Dado el campo vectorial \( \mathbf{F}(x, y, z)=\left(y^{2}+3 z\right) \mathbf{i}+(2 x+z) \mathbf{j}+\left(x^{2}-y\right) \mathbf{k} \) ¿cuál es el rotacional \( \nabla \times \mathbf{F} \) ?

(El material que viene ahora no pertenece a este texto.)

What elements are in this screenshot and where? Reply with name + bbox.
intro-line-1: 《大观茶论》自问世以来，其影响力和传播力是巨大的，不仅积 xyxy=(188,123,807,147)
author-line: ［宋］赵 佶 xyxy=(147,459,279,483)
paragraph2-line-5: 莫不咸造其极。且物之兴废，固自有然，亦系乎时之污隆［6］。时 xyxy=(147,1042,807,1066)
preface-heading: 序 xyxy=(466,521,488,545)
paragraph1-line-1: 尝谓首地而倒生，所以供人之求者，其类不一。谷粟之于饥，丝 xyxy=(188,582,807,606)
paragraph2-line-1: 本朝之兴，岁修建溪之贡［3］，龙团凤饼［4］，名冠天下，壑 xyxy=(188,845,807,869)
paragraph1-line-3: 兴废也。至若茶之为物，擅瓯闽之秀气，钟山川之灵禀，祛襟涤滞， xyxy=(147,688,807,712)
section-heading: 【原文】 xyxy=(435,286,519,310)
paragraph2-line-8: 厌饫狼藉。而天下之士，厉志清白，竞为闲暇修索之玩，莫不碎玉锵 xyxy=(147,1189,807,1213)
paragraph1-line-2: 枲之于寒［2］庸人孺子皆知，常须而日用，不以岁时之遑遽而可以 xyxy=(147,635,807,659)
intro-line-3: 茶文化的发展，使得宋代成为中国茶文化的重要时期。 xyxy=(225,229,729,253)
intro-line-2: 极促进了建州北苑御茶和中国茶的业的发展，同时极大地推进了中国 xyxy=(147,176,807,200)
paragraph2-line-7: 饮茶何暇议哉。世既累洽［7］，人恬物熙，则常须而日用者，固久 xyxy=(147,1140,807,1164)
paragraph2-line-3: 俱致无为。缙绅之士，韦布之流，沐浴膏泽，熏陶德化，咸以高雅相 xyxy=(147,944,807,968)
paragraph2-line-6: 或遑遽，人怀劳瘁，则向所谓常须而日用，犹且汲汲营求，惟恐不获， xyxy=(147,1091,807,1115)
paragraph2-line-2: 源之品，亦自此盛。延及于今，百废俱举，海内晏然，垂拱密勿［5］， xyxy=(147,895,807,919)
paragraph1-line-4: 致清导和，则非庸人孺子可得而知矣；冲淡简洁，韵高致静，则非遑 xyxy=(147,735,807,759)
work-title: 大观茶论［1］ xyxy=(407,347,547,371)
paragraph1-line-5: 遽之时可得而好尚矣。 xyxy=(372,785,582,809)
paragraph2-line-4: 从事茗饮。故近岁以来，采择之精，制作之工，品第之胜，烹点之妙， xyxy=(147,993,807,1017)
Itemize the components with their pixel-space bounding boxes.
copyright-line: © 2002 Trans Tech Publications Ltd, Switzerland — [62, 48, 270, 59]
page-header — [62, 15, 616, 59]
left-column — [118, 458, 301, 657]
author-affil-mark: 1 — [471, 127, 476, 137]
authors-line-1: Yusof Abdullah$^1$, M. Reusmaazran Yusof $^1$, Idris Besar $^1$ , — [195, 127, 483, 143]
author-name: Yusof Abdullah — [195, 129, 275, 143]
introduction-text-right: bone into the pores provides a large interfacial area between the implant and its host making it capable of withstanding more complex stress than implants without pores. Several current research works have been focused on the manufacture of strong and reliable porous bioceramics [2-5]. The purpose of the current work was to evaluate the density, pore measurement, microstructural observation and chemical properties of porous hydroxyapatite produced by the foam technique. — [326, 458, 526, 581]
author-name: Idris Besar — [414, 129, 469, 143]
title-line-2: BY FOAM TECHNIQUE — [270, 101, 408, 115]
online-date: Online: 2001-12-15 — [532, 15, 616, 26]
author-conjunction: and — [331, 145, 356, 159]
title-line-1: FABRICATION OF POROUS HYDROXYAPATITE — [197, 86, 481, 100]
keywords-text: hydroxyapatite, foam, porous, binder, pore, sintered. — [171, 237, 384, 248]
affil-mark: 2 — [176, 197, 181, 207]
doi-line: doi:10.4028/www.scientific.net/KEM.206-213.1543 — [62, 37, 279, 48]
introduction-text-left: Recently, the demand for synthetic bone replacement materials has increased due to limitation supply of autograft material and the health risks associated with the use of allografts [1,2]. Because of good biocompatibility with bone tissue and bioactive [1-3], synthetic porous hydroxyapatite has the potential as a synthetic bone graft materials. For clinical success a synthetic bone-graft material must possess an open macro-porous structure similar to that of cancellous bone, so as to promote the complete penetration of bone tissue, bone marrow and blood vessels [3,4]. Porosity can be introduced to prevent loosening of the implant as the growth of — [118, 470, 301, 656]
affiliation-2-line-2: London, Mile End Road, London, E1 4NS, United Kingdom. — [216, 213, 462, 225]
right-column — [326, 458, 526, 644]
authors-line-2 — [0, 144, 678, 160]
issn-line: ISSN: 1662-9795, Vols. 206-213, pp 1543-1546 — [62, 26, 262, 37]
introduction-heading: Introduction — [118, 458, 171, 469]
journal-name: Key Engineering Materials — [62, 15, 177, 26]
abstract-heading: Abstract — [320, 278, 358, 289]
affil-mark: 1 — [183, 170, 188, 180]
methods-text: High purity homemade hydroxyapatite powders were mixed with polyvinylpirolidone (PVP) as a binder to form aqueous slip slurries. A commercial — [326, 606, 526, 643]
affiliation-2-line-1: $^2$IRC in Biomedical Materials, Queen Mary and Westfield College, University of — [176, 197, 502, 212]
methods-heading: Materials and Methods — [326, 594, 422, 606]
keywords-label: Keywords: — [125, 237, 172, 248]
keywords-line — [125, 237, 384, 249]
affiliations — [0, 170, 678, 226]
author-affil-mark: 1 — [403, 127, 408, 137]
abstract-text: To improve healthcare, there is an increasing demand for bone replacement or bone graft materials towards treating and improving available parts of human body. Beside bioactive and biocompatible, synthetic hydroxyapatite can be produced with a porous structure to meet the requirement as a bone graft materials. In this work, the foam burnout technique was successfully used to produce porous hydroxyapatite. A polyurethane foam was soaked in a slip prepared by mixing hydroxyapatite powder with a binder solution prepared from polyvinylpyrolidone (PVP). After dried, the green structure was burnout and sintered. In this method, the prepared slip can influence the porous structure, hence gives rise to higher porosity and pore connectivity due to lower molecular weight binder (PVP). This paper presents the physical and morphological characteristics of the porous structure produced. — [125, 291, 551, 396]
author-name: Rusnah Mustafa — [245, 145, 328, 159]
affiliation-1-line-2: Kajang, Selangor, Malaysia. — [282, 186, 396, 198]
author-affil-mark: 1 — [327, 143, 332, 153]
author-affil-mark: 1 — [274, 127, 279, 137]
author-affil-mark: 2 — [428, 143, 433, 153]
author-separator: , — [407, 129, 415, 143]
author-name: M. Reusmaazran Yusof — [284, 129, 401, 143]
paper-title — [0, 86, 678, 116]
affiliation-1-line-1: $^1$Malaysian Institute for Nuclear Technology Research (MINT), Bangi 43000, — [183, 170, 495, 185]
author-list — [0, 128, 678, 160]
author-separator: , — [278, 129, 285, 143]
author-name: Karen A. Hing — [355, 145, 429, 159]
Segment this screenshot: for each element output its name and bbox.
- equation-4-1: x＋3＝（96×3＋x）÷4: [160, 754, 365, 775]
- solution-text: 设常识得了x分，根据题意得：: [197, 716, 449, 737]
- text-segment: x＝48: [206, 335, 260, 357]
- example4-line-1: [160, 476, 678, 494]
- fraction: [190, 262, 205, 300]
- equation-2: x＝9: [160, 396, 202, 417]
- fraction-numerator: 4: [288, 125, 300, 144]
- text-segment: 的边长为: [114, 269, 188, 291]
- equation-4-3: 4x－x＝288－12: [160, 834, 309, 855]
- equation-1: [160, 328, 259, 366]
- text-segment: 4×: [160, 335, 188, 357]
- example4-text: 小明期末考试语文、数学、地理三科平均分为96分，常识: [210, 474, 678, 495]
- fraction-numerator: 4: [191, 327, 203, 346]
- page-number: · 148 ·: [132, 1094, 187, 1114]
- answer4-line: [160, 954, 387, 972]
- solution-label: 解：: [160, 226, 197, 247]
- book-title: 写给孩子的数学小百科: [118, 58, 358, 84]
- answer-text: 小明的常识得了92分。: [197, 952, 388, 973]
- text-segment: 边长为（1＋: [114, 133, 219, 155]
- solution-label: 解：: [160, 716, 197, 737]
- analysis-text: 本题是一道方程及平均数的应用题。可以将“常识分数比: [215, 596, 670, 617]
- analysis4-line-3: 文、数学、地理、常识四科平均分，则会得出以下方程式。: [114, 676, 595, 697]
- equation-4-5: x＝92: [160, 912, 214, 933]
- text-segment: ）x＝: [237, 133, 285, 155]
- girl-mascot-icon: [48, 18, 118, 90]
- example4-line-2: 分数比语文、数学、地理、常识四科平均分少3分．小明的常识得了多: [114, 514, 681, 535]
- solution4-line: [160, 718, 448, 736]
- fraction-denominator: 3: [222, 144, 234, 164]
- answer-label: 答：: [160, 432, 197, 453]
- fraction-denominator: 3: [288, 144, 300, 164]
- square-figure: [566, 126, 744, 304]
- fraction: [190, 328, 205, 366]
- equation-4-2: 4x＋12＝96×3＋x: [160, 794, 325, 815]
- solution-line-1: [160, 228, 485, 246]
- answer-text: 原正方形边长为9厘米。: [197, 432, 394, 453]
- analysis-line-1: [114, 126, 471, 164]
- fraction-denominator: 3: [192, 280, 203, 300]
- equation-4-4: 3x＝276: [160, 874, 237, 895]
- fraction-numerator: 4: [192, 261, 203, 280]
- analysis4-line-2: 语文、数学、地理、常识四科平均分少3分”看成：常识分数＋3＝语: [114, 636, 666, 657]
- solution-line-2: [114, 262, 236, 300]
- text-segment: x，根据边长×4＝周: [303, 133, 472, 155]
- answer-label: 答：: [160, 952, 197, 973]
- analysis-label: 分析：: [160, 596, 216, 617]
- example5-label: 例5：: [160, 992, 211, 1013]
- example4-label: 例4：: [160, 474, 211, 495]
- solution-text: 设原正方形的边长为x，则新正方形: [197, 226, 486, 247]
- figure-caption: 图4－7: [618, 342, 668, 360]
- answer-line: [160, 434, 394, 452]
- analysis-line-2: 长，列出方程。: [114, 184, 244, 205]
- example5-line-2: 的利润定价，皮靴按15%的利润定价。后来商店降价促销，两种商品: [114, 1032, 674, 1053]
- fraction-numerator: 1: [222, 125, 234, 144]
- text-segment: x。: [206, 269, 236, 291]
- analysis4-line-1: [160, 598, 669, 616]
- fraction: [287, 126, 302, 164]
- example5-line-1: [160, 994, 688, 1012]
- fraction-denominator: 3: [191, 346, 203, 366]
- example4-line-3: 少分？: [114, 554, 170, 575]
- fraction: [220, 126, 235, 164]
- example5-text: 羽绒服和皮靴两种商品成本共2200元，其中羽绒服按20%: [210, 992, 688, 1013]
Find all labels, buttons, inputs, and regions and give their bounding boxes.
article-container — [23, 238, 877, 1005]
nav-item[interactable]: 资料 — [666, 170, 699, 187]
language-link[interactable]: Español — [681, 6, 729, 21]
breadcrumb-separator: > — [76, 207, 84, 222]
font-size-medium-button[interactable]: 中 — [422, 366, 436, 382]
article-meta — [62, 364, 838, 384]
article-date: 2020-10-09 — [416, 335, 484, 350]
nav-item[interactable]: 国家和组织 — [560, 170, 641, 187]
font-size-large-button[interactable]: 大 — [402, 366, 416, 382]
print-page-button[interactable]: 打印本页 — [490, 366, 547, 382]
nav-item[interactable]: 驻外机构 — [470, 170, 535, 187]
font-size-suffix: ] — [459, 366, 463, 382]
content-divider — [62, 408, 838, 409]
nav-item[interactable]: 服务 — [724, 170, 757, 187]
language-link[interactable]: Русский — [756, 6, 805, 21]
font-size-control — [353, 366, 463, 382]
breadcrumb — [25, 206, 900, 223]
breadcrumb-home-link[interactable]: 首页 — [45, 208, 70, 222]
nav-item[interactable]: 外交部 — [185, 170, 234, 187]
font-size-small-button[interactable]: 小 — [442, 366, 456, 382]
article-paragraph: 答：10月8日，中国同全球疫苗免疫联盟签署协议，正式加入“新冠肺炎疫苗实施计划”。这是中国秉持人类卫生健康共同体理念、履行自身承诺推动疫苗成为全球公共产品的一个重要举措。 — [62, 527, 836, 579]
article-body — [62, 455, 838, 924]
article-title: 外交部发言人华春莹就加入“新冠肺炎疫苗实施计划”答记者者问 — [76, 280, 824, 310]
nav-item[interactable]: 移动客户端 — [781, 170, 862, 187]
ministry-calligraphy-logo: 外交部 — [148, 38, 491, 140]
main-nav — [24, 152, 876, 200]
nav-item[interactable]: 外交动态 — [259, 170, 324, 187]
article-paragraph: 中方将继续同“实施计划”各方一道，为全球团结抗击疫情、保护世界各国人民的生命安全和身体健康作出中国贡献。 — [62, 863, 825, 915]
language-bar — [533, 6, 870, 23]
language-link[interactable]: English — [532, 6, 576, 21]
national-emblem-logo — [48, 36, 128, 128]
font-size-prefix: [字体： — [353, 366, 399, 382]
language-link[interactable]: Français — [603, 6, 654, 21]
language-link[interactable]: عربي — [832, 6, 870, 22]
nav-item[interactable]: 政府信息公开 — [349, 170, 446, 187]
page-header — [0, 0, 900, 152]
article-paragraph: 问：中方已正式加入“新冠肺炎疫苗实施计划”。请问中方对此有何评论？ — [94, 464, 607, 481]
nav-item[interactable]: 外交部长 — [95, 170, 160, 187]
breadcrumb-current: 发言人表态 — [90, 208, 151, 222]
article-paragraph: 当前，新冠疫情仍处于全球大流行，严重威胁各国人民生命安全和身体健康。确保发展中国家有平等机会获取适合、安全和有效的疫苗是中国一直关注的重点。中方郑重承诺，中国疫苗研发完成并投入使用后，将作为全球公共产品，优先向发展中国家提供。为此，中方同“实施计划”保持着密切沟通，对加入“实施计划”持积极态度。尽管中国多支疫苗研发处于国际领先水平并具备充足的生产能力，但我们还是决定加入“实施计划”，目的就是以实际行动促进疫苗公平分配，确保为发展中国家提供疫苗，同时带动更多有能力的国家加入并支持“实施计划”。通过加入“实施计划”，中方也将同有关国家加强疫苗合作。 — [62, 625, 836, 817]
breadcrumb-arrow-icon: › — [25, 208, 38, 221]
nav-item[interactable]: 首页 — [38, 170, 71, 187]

Sean \[ F_1(x,y,z)=y^2+3z,\quad F_2(x,y,z)=2x+z,\quad F_3(x,y,z)=x^2-y. \] El rotacional se calcula como \[ \nabla \times \mathbf{F}=\left(\frac{\partial F_3}{\partial y}-\frac{\partial F_2}{\partial z}\right)\mathbf{i}+\left(\frac{\partial F_1}{\partial z}-\frac{\partial F_3}{\partial x}\right)\mathbf{j}+\left(\frac{\partial F_2}{\partial x}-\frac{\partial F_1}{\partial y}\right)\mathbf{k}. \] 1. Calculemos la componente en \(\mathbf{i}\): \[ \frac{\partial F_3}{\partial y} = \frac{\partial (x^2-y)}{\partial y} = -1, \] \[ \frac{\partial F_2}{\partial z} = \frac{\partial (2x+z)}{\partial z} = 1. \] Por lo tanto, \[ \frac{\partial F_3}{\partial y}-\frac{\partial F_2}{\partial z} = -1-1 = -2. \] 2. Calculemos la componente en \(\mathbf{j}\): \[ \frac{\partial F_1}{\partial z} = \frac{\partial (y^2+3z)}{\partial z} = 3, \] \[ \frac{\partial F_3}{\partial x} = \frac{\partial (x^2-y)}{\partial x} = 2x. \] Así, \[ \frac{\partial F_1}{\partial z}-\frac{\partial F_3}{\partial x} = 3-2x. \] 3. Calculemos la componente en \(\mathbf{k}\): \[ \frac{\partial F_2}{\partial x} = \frac{\partial (2x+z)}{\partial x} = 2, \] \[ \frac{\partial F_1}{\partial y} = \frac{\partial (y^2+3z)}{\partial y} = 2y. \] Entonces, \[ \frac{\partial F_2}{\partial x}-\frac{\partial F_1}{\partial y} = 2-2y. \] Por lo tanto, el rotacional es \[ \nabla \times \mathbf{F} = -2\,\mathbf{i}+(3-2x)\,\mathbf{j}+(2-2y)\,\mathbf{k}. \]